Dementia UK: new leaflet on eating and drinking

Although this leaflet is aimed at family carer, it might be a useful resource to your teams too or to flag to family and friends caring  for those you are providing services to.

Dementia UK have recently published a new leaflet suggesting ways for family carers to help the person they look after eat and drink well.

You can read the leaflet here. Or visit the website here to find out about ordering hard copies.

Different types of dementia act upon different areas of the brain, affecting people’s behaviour around food and drink in various ways. For instance, people with a diagnosis of frontotemporal dementia are more likely to develop a sweet tooth and only want to eat to sugary food; whereas people with a diagnosis of Alzheimer’s disease are more likely to experience difficulty recognising the sensations of hunger and thirst in themselves, or simply to forget to eat and drink.

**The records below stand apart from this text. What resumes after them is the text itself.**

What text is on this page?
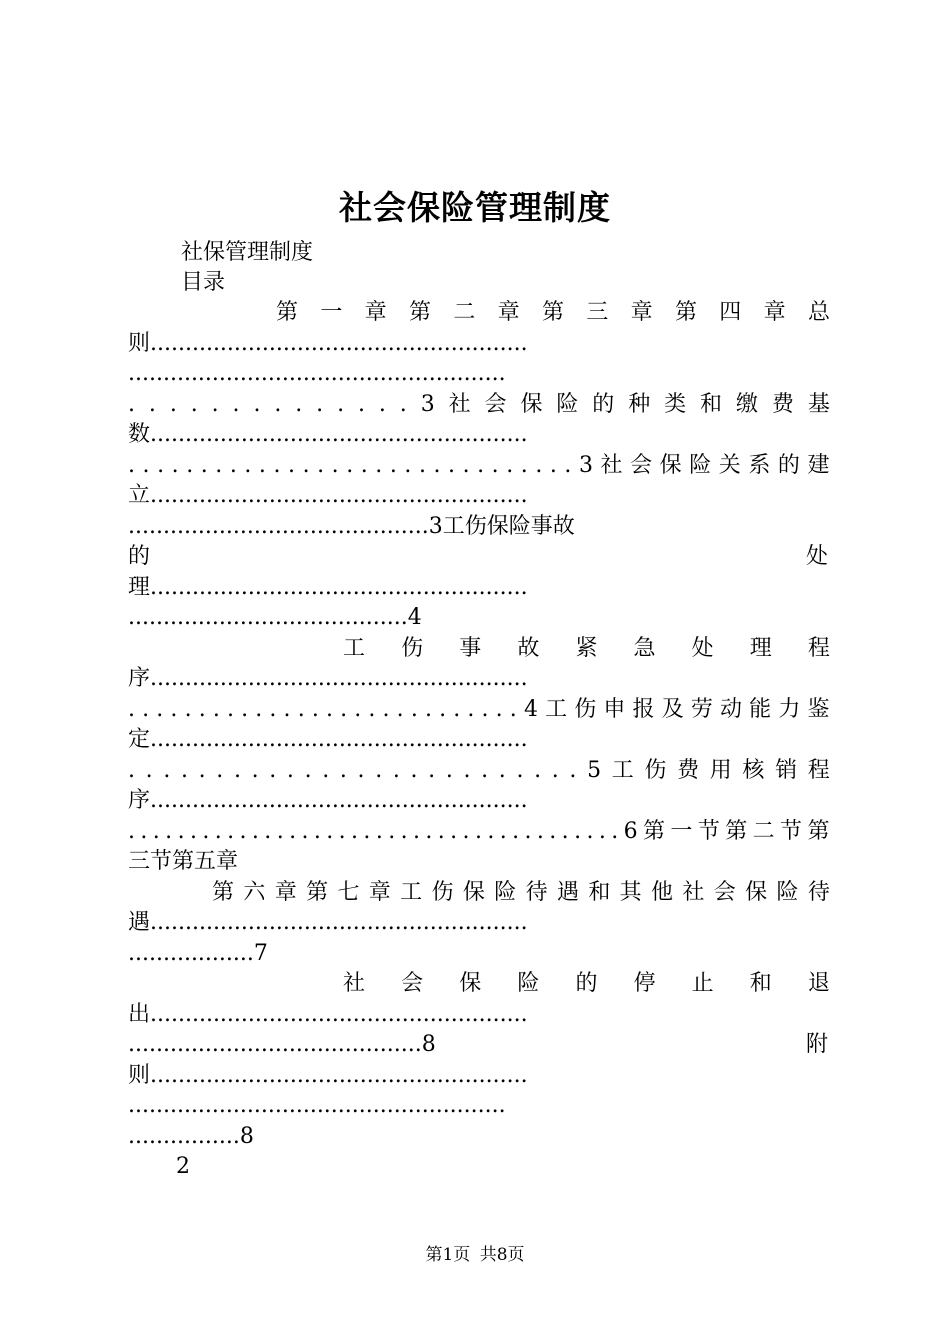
社会保险管理制度
社保管理制度
目录
第 一 章 第 二 章 第 三 章 第 四 章 总
则......................................................
......................................................
. . . . . . . . . . . . . . 3 社 会 保 险 的 种 类 和 缴 费 基
数......................................................
. . . . . . . . . . . . . . . . . . . . . . . . . . . . . . . 3 社 会 保 险 关 系 的 建
立......................................................
...........................................3工伤保险事故
的	处
理......................................................
........................................4
工 伤 事 故 紧 急 处 理 程
序......................................................
. . . . . . . . . . . . . . . . . . . . . . . . . . . . 4 工 伤 申 报 及 劳 动 能 力 鉴
定......................................................
. . . . . . . . . . . . . . . . . . . . . . . . . . 5 工 伤 费 用 核 销 程
序......................................................
. . . . . . . . . . . . . . . . . . . . . . . . . . . . . . . . . . . . . . . . 6 第 一 节 第 二 节 第
三节第五章
第 六 章 第 七 章 工 伤 保 险 待 遇 和 其 他 社 会 保 险 待
遇......................................................
..................7
社 会 保 险 的 停 止 和 退
出......................................................
..........................................8	附
则......................................................
......................................................
................8
2
第1页 共8页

Dr Hilda Hayo, our CEO and Chief Admiral Nurse said: “People with dementia need a healthy and balanced diet to help to prevent dehydration, weight loss, urinary tract infections and constipation. These problems can lead to discomfort, delirium and can even make dementia symptoms worse.”

Admiral Nurses suggest:

  • Set the scene by creating a familiar and comfortable eating environment

Specially adapted cutlery is available for people with dementia. Using plain plates can help them see the food more easily.

  • Avoid overwhelming the person with dementia with too much choice

Two simple options means the person can be involved in decision making (if appropriate). Showing the person the food you are talking about can be helpful.

  • Help the person with dementia recognise thirst

Keep a drink beside them at all times, and place it where it can be easily seen. Cups with nozzles or straws can be easier to manage for some people.

  • Eat with the person with dementia for encouragement

Eating alongside the person might encourage them to take an interest in their food, as well as providing some comfort and sense of social connection.